Да, когда-то такие компании имели огромную маржу, но это был этап развития. Любая экономика проходит свои стадии: сначала ошибки, потом исправления. Идеальной системы не будет - ни у нас, ни где-либо ещё. Европа шла к нынешнему уровню порядка 400 лет, а Казахстан существует всего 30 лет как независимое государство. Так что путь у нас впереди длинный. Главное, что изменения уже заметны.

А если национализировать нефтянку – это поможет?

   - Ну, у нас часто поднимают идею национализации НПЗ. Но они и так в основном государственные: Павлодарский и Атырауский полностью казахстанские, Шымкентский – 50 на 50 с китайцами. Там, по сути, национализировать нечего. На мой взгляд, лучше работает модель доверительного управления. Я говорил об этом несколько лет назад. Суть в том, что государство не продаёт долю, а передаёт управление инвестору с конкретными KPI. Приходит компания со своей корпоративной культурой и обязана достигать результатов.

И если говорить о коррупционных скандалах, то большинство связано именно с переработкой, а не с добычей. Переработка – зона, где кризисы и скандалы возникают чаще всего. Поэтому привлечение внешнего оператора с жёсткой корпоративной культурой и KPI могло бы серьёзно оздоровить ситуацию.

ПРОДАТЬ ИЛИ СОХРАНИТЬ

Но продавать стратегические заводы иностранцам, наверное, все-таки не стоит?

   - Я против продажи долей в НПЗ. Это стратегические объекты, они должны оставаться в собственности государства. Но доверительное управление - правильный инструмент. Он позволяет оценить эффективность без рисков, связанных с продажей доли и возможными скандалами при выходе инвестора. Если такую модель внедрить, уверен, на НПЗ станет проще: меньше скандалов, выше качество, лучше операционная деятельность. То же самое касается Павлодара.

В общем, все всегда и везде упирается в выгоду?

   - Важно понимать: у каждой страны - своя экономика, своя структура зарплат, своя модель. Сравнивать напрямую не всегда корректно. Но и полностью уходить от сравнений нельзя, потому что бизнес всё равно ориентируется на внешние рынки.
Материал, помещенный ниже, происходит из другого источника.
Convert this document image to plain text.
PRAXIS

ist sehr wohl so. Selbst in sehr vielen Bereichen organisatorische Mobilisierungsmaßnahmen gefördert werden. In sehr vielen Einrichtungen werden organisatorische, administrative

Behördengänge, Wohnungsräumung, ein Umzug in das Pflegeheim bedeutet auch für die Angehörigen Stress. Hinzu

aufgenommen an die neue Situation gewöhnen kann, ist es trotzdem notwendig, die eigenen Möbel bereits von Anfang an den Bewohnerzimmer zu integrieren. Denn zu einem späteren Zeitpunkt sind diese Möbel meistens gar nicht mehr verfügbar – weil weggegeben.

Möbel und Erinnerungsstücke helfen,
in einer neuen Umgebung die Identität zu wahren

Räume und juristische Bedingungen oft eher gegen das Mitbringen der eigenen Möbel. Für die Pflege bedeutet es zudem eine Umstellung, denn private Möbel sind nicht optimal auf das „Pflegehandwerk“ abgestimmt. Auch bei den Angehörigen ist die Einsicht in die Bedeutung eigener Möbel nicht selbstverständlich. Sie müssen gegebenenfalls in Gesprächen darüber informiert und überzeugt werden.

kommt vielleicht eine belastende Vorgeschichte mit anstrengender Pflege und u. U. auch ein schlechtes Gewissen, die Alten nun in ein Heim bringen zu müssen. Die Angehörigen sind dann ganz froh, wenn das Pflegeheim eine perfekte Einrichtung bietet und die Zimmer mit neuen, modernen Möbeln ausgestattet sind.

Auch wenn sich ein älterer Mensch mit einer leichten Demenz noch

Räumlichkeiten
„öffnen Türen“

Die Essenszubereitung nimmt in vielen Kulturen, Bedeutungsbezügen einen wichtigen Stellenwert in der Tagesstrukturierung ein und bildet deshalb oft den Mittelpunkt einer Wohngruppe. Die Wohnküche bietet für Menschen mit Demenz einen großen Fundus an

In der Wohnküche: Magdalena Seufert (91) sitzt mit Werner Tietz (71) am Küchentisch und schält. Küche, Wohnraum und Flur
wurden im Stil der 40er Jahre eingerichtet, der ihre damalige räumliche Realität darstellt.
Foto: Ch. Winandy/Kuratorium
Вот пример с говядиной: когда в Китае цена оказалась выше, наши начали мясо вывозить туда, а в Казахстане его стало не хватать и оно выросло в цене. То же самое с картошкой: вывозим своё, а потом закупаем в Египте. Это ведь парадокс, но любой бизнес стремится продавать там, где выгоднее. Он не может держать низкие цены внутри страны из патриотизма - это не государственный орган, а коммерческая структура. Поэтому задача государства — создать такие условия, чтобы продукция оставалась внутри Казахстана, а производителям это было выгодно.